Federal Policy Update Important Budget Decisions in the Week Ahead
This week Congress will attempt to finalize funding for the current fiscal year while also moving forward on next year’s budget plan. Thoughts of rolling back the sequester linger only in the Senate FY 2014 budget proposal. For now, these across-the-board cuts will be a fact of life for programs serving children and families. As the House and the Senate each prepare to consider a budget blueprint, a question hangs in the balance: Will the shrinking federal responsiveness to vulnerable families’ needs symbolized by the sequester become ingrained in federal budgetary policy? Read more in the Baby Policy Blog.

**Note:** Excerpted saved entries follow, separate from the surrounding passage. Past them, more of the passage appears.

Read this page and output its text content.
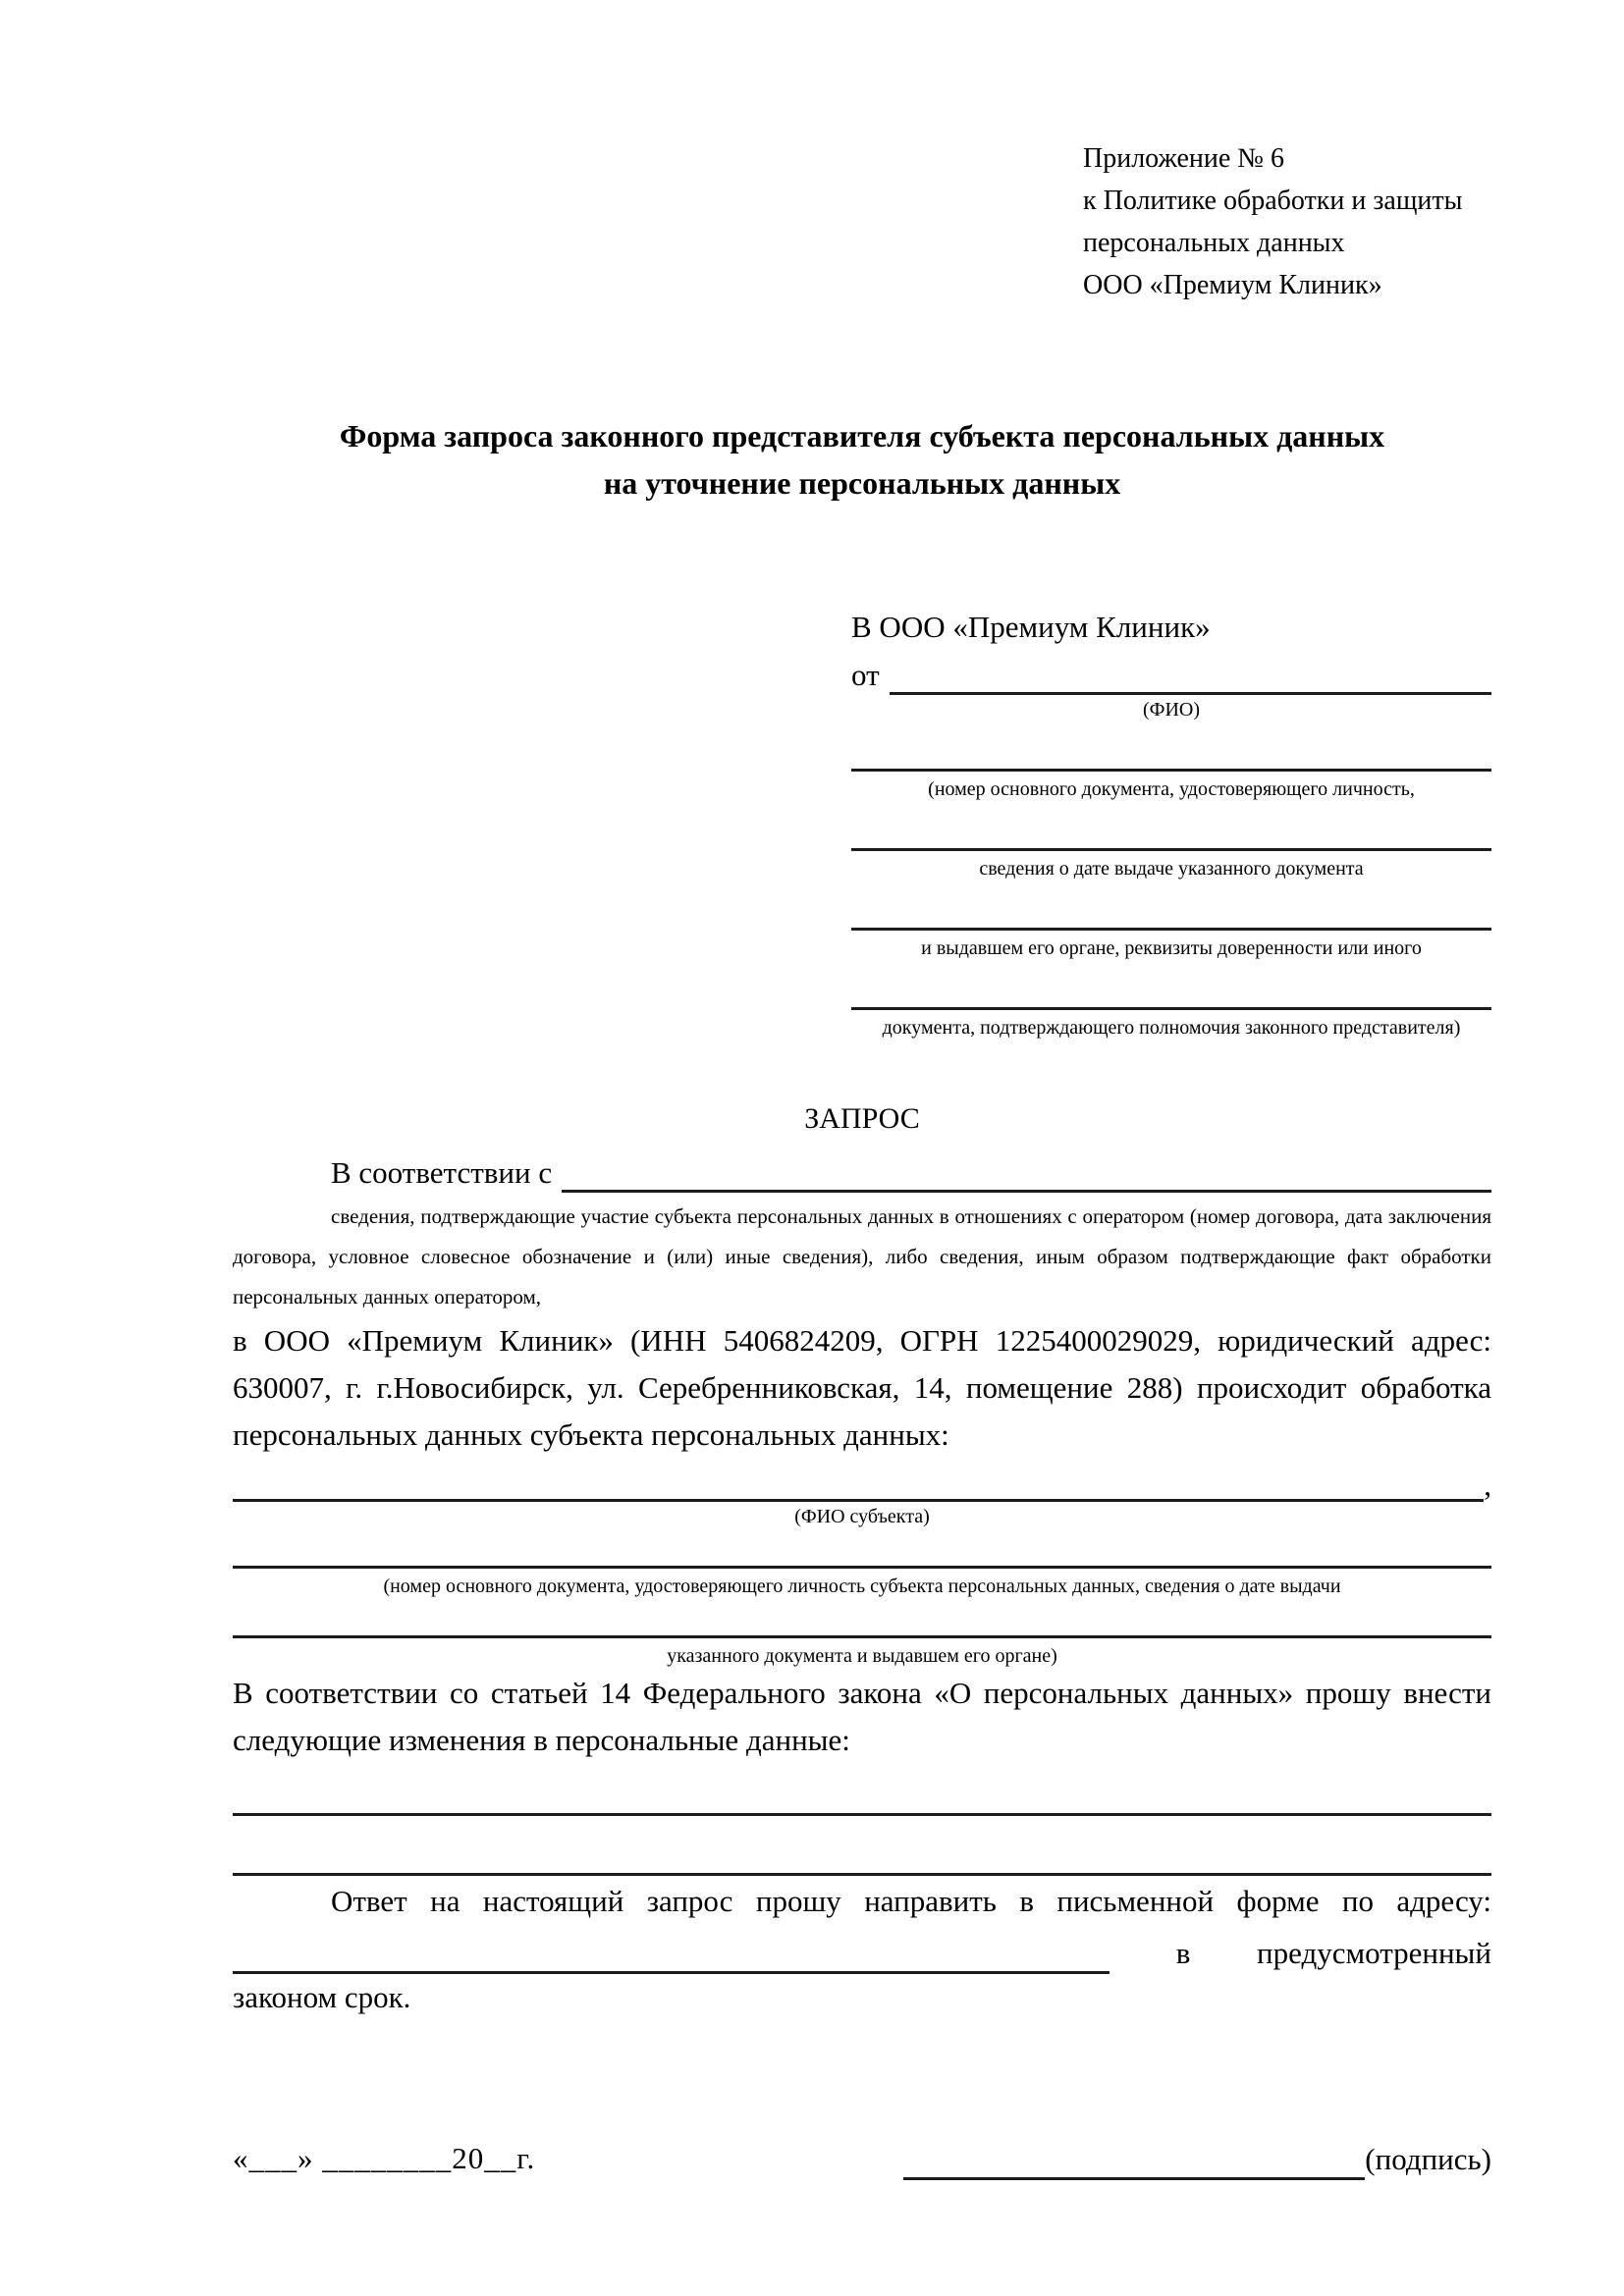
Приложение № 6
к Политике обработки и защиты
персональных данных
ООО «Премиум Клиник»
Форма запроса законного представителя субъекта персональных данных
на уточнение персональных данных
В ООО «Премиум Клиник»
от
(ФИО)
(номер основного документа, удостоверяющего личность,
сведения о дате выдаче указанного документа
и выдавшем его органе, реквизиты доверенности или иного
документа, подтверждающего полномочия законного представителя)
ЗАПРОС
В соответствии с
сведения, подтверждающие участие субъекта персональных данных в отношениях с оператором (номер договора, дата заключения договора, условное словесное обозначение и (или) иные сведения), либо сведения, иным образом подтверждающие факт обработки персональных данных оператором,
в ООО «Премиум Клиник» (ИНН 5406824209, ОГРН 1225400029029, юридический адрес: 630007, г. г.Новосибирск, ул. Серебренниковская, 14, помещение 288) происходит обработка персональных данных субъекта персональных данных:
,
(ФИО субъекта)
(номер основного документа, удостоверяющего личность субъекта персональных данных, сведения о дате выдачи
указанного документа и выдавшем его органе)
В соответствии со статьей 14 Федерального закона «О персональных данных» прошу внести следующие изменения в персональные данные:
Ответ на настоящий запрос прошу направить в письменной форме по адресу:
в предусмотренный
законом срок.
«___» ________20__г.	(подпись)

State Policy Update Connecticut Establishes Office of Early Childhood
In early February, Connecticut Governor Daniel Malloy established the Office of Early Childhood (OEC) to help close the achievement gap and prepare children for the future. The new agency provides a comprehensive, collaborative system for delivering services to children ages 0 to 5 and their parents. Programs from five separate state agencies will move to the OEC, including Part C Early Intervention, child care licensing and subsidy programs, child abuse and neglect prevention initiatives, and the early childhood professional development system. The office is charged with strengthening programming and teacher training as well as improving accessibility to early care and education programs. The OEC is the result of planning by agency commissioners, early childhood education and development advocates, parents, caregivers, and other stakeholders. It will be phased in over the next two years. Read the full state policy update now.
ECCS Grant Opportunity
The 2013 Early Childhood Comprehensive Systems (ECCS): Building Health Through Integration grant opportunity was announced on March 1. Since 2003, ECCS grants have helped states build early childhood service systems that better meet the needs of children and families. This year’s grant opportunity gives applicants the option of planning, if necessary, and implementing one of three strategies:
1. Mitigation of toxic stress and trauma in infancy and early childhood across multiple systems; or
2. Coordination of the expansion of developmental screening activities in early care and education settings statewide; or
3. Improvement of state infant-toddler child care quality initiatives by incorporating Caring for Our Children, 3rd ed. standards into state licensing standards, QRIS, and/or professional development.
Publications & Resources
New Policy Report Helps Make the Case for Early Education The National Institute for Early Education Research has released a new policy report entitled Getting the Facts Right on Pre-K and the President's Pre-K Proposal. The report addresses many of the misconceptions about preschool's effectiveness and benefits, particularly in regards to the President’s recent early learning proposal. Many of the arguments put forth can also be applied to infant-toddler programs. Download the full report and the fact sheet.
Brief on Strengthening Family Relationships In an effort to help policymakers make decisions about how to strengthen family relationships, MDRC created a policy brief that addresses two important challenges: 1) helping parents provide responsive and stimulating environments that will prepare children for school and 2) supporting fathers’ engagement with their children, even if the father does not live in the same home. The brief emphasizes the need for policymakers to prioritize the investigation of new and innovative approaches that address these two concerns. It also acknowledges the Early Head Start, the Maternal, Infant, and Early Childhood Home Visiting (MIECHV) Program, and the Healthy Marriage Promotion and Responsible Fatherhood Grants Program. Read the brief here.
CLASP Data Finder CLASP’s Data Finder is a searchable tool that provides select demographic and administrative data on programs that affect low-income people and families. The tool includes state and national data on child care assistance spending and participation, Head Start and Early Head Start participation, Temporary Assistance for Needy Families (TANF) expenditures, young child demographics, and poverty.